Long execution time for the optimizer training step

Dear all,
I have an MD simulation from which I extracted 50000 steps; the system is made by 27 Zr atoms and it’s a 3x3x3 supercell of the primitive Zr unit cell with one atom only. I am using the script 2_construct_fcp.py as described in
At the moment, I am interested only to the second order, so I set
cutoffs = [4.5]
for the cluster construction. I am running the script on a 8 core intel i7-4770 CPU @ 3.40GHz with 32GB RAM; I see that the training part runs on 8 cores, so I believe it is parallelized with openMP (is it lapack?). However, after 15h 30’ (wallclock time), it didn’t finish yet. To obtain the force constants with 10000 steps, it took instead 170’; by assuming a linear scaling (which apparently is wrong - how does it scale?) for 50k steps I expect that it should have been done in about 14 hours.
I then have the following questions:

  1. Do you have some hint to speed up the calculation significantly? Is there any option of the optimizer that can affect the maximum amount of RAM to use, hence the computation time?
  2. Considering that the symmetries have been correctly recognized, apart the cutoff, is there any parameter that can be set before calling the optimizer so that the train time is reduced?
  3. Which optimizer do you recommend in the case of a standard MD simulation? I read the manual, but I don’t see any hint on this. What quantities should I consider to choose the proper optimizer?

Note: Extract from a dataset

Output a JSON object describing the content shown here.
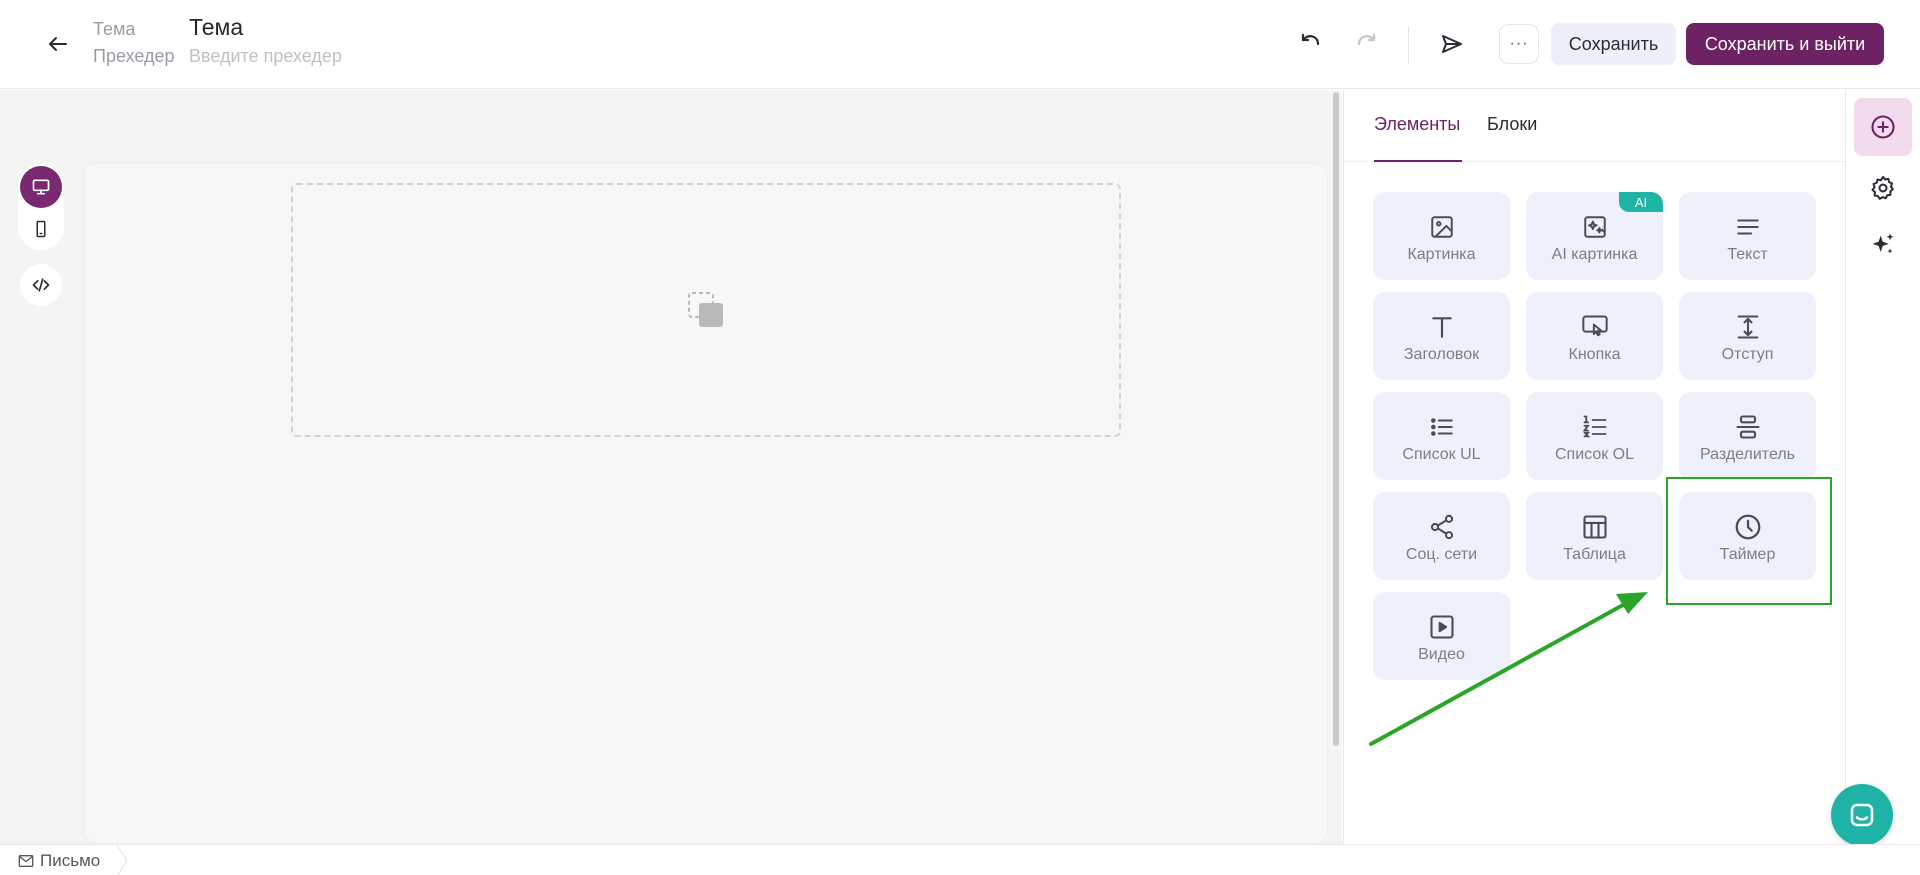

Thanks a lot in advance for your kind reply.

All the best

  1. If you have run 50,000 steps of MD, then I would suggest only using something like every 50:th structure. The MD snapshots are very correlated so it is not necessary to include all, and this will likely speed up the optimization greatly.
  2. The fit-method matters alot when it comes to performance/speed, for your problem I’d suggest using least-squares which is the fastest. But you are solving the linear problem Ax = f and the matrix A contains 50,000*27*3=4e6 rows which is very large. This is solved by np.linalg.lstsq which I belive is using lapack. Still 14hours sounds like a very long time, make sure you’re using the primitive Zr structure as input to the ClusterSpace. With the primitive structure for Zr and a cutoff of 4.5Å I would imagine you should end up with 10-50 parameters?
  3. If you have huge amount of training data (compared to the number of parameters) as you do then least-squares is a good choice. If you dont have a lot of data, or you have a lot of parameters then it could be a good idea to try out other fit methods.

Hi Eric,
thanks a lot for your quick reply.

  1. If you have run 50,000 steps of MD, then I would suggest only using something like every 50:th structure. The MD snapshots are very correlated so it is not necessary to include all, and this will likely speed up the optimization greatly.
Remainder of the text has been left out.